Every destination has its own set of unwritten rules regarding cultural etiquette. Hawaii is no different. Sharing the do’s and don’ts with visitors for their time in the Hawaiian Islands is the goal of a visitor campaign launched through a partnership between the Hawaii Tourism Authority (HTA) and the Hawaii Visitors and Convention Bureau (HVCB).
It’s called the Kuleana Campaign. Kuleana means responsibility and it’s the personal and collective commitment to the people of Hawaii and the place they call home.
The campaign includes 15-, 30- and 60-second videos that are aimed at curbing some of the challenges each county is facing. Videos were created for Oahu, Maui County, Kauai, and Hawaii Island. Topics include ocean safety, ocean conservation, culture, land safety, astute renting, and pono tourism.
“Many travelers visiting the Hawaiian Islands don’t necessarily understand why we stay on the trail when we hike, why we care about protecting our reefs, and many of the dangers they need to be mindful of,” said Jay Talwar, HVCB’s chief marketing officer. “Rather than scold them, we felt that if our residents shared the ‘whys’ behind appropriate behavior then most visitors would follow along; in other words, if we don’t show them the trail, how can we expect them to stay on it? That’s what our new Kuleana Campaign aims to do.”
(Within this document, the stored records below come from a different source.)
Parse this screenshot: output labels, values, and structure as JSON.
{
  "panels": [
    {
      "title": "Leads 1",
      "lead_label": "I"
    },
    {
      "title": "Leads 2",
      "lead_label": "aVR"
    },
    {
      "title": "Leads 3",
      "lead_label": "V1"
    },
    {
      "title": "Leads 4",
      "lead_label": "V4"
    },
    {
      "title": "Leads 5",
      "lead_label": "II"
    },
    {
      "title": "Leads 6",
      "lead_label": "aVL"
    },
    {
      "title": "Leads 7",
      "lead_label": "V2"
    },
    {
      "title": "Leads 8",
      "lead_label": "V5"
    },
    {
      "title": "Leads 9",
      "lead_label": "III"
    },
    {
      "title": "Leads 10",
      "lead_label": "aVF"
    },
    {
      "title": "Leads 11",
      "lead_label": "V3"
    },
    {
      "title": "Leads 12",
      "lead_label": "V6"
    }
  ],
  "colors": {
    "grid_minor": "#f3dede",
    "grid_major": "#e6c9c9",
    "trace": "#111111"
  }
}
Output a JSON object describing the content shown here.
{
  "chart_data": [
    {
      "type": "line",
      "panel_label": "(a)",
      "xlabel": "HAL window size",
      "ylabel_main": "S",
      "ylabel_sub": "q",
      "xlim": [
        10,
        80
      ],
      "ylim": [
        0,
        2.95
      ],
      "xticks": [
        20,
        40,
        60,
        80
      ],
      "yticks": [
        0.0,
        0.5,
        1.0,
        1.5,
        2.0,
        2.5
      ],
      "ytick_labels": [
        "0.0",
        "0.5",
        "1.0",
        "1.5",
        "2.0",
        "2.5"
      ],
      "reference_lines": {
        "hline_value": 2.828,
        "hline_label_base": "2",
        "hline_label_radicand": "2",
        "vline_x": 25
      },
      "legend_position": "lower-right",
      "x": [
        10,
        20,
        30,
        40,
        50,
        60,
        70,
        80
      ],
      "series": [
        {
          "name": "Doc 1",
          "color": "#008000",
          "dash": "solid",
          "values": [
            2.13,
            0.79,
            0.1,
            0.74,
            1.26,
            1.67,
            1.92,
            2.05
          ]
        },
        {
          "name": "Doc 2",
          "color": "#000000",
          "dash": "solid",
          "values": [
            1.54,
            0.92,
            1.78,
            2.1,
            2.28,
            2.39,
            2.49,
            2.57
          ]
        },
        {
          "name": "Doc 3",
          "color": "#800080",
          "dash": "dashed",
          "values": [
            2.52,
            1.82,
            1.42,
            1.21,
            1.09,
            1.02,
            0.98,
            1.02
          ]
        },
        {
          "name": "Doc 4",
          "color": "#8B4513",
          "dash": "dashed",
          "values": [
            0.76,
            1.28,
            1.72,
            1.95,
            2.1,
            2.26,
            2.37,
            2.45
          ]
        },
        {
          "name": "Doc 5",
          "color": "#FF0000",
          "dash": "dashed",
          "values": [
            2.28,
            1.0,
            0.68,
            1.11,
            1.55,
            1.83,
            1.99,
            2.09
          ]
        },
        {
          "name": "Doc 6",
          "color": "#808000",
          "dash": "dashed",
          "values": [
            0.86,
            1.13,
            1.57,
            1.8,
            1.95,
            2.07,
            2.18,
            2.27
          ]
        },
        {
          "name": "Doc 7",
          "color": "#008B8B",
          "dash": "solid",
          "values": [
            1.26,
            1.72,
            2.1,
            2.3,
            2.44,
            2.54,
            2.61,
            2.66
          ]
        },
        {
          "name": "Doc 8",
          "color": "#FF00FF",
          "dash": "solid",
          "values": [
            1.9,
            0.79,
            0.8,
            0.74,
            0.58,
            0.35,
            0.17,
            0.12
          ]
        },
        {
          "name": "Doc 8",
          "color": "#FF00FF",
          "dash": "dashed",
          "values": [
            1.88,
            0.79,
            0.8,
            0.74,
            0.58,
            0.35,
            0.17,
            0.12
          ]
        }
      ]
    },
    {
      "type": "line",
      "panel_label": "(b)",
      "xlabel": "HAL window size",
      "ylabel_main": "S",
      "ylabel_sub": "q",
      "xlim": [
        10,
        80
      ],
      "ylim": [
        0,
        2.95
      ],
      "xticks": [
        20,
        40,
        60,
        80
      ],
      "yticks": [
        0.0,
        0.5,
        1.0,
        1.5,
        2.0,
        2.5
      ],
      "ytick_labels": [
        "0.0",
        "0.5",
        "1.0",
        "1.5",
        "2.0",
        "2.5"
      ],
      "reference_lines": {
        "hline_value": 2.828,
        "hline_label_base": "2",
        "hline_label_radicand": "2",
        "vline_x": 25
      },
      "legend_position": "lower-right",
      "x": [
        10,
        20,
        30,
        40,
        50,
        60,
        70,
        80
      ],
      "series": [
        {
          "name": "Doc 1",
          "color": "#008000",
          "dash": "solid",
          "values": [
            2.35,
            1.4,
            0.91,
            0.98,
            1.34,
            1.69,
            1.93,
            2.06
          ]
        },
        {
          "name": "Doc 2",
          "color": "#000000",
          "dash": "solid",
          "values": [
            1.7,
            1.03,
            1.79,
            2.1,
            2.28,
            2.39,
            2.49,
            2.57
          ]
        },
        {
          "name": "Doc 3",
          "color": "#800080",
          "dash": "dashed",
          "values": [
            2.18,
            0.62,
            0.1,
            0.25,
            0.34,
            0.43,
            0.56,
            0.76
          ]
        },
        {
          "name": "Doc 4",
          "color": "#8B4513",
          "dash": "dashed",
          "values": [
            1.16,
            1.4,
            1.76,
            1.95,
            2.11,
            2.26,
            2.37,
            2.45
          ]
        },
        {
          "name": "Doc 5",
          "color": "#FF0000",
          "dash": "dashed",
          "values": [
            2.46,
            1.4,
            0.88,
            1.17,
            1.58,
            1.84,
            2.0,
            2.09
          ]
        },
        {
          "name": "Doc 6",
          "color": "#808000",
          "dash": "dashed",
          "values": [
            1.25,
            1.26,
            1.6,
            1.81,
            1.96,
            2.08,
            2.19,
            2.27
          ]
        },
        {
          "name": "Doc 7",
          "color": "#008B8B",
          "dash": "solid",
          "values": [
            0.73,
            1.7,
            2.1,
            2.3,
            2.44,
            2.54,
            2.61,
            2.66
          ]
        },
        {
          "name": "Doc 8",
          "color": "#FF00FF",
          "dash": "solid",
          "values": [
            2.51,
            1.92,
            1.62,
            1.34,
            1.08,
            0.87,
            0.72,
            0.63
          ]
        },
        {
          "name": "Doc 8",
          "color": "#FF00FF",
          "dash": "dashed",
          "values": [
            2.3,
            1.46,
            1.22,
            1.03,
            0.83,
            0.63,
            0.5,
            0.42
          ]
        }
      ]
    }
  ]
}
Some of the messages include: swim, surf and snorkel only when a lifeguard is on duty and be aware of ocean conditions before entering the water. Be mindful of the impact plastics and sunscreens have on Hawaii’s coral reefs. Research legal vacation rentals thoroughly online before booking to avoid scams. And respect nature by taking only photos as mementos and leaving only the smallest of footprints behind.
The videos feature 15 Hawaii residents. They are:
Several airlines including Alaska Airlines, All Nippon Airways, Hawaiian Airlines and Southwest Airlines are showing these videos to passengers before they arrive in the islands. Some hotels across the state are also showing the “Kuleana” videos in their rooms. HTA and HVCB are working to expand the reach of these videos to more airlines and hotels. The videos have also been translated into Japanese, Chinese and Korean.
In addition, when visitors log in to their Facebook and Instagram accounts, they will see the “Kuleana” videos pop up on their feeds while they’re in Hawaii, thanks to geo-targeting technology.
Tourism dollars through the Transient Accommodations Tax (TAT) are being used to pay for the creation and distribution of the videos.
The Kuleana Campaign is one part of a multi-pronged approach to share the beauty of the culture of Hawaii while educating visitors on how to travel respectfully while visiting.